Spesso non comprendiamo la vicinanza di procreazione e macellazione se non pensando agli allevamenti di bestiame: posti in cui la vita e la morte scorrono così vicine da contaminarsi.
È evidente che l’idea industriale di produrre e consumare applicata a corpi viventi possa mettere a disagio il consumatore, quello che nella corsia del supermercato vede le bistecche addormentate felici nel loro comodo involucro di plastica, allora bisogna inventare un nuovo linguaggio e con esso una nuova prospettiva: non corpi ma tagli, non animali ma capi.
La bistecca pulita nel bianco del polistirolo, come se fosse un prodotto qualunque e non ciò che resta di un essere vivente, aiuta di certo le vendite e tacita almeno per il tempo della masticazione la voce interiore che continua a ripetere ai commensali che dietro ogni pezzo di carne ingoiato c’è un processo di selezione, inseminazione, uccisione e smembramento. Questo non aiuta le vendite, è chiaro. Lo sappiamo, è ovvio che succeda, ma per continuare a mangiare spensierati bisogna imparare a chiudere gli occhi, almeno nell’esatto momento in cui la vita diventa pietanza.

L’ignobile compito che l’industria si prefigge è insomma privare la carne del tabù connaturato al suo consumo, renderla innocua e amichevole e così privarla anche del mistero che pervade le cose viventi e le cose morte.
In bocca, in questo modo, finisce una carne depotenziata, sorridente e fasulla: non più cerimoniale, sacrificio, magia dolorosa, solo spuntini e ordinario consumismo.
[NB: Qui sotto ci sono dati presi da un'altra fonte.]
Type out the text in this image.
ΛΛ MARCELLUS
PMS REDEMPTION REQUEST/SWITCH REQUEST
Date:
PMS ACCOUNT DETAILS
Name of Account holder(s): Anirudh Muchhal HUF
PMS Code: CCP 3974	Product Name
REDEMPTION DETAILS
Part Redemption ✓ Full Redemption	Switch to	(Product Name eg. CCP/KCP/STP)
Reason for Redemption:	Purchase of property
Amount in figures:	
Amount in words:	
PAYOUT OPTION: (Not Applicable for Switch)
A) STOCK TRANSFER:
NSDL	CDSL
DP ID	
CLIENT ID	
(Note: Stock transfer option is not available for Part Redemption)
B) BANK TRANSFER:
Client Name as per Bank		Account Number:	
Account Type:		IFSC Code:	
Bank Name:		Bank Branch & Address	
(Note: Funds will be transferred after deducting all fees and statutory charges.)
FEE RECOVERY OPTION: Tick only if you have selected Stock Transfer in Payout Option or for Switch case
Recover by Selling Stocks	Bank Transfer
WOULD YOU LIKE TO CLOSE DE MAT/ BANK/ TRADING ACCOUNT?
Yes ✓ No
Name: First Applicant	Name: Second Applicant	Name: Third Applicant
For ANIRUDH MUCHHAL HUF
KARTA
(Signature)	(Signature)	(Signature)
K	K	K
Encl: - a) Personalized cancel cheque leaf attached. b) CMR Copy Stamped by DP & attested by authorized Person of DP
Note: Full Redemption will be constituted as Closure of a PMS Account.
Così fra tagli scontati e carni nostrane, nella perpetua negazione del dolore che rende colorate le corsie dei supermercati e felici tutti i bambini, viene naturale chiedersi se si mangerebbe qualunque animale. Un cane, un gatto? E un essere umano?
È su questo interrogativo che Agustina Bazterrica intesse un’opera spietata e cruda come il pavimento di un mattatoio: Cadavere squisito.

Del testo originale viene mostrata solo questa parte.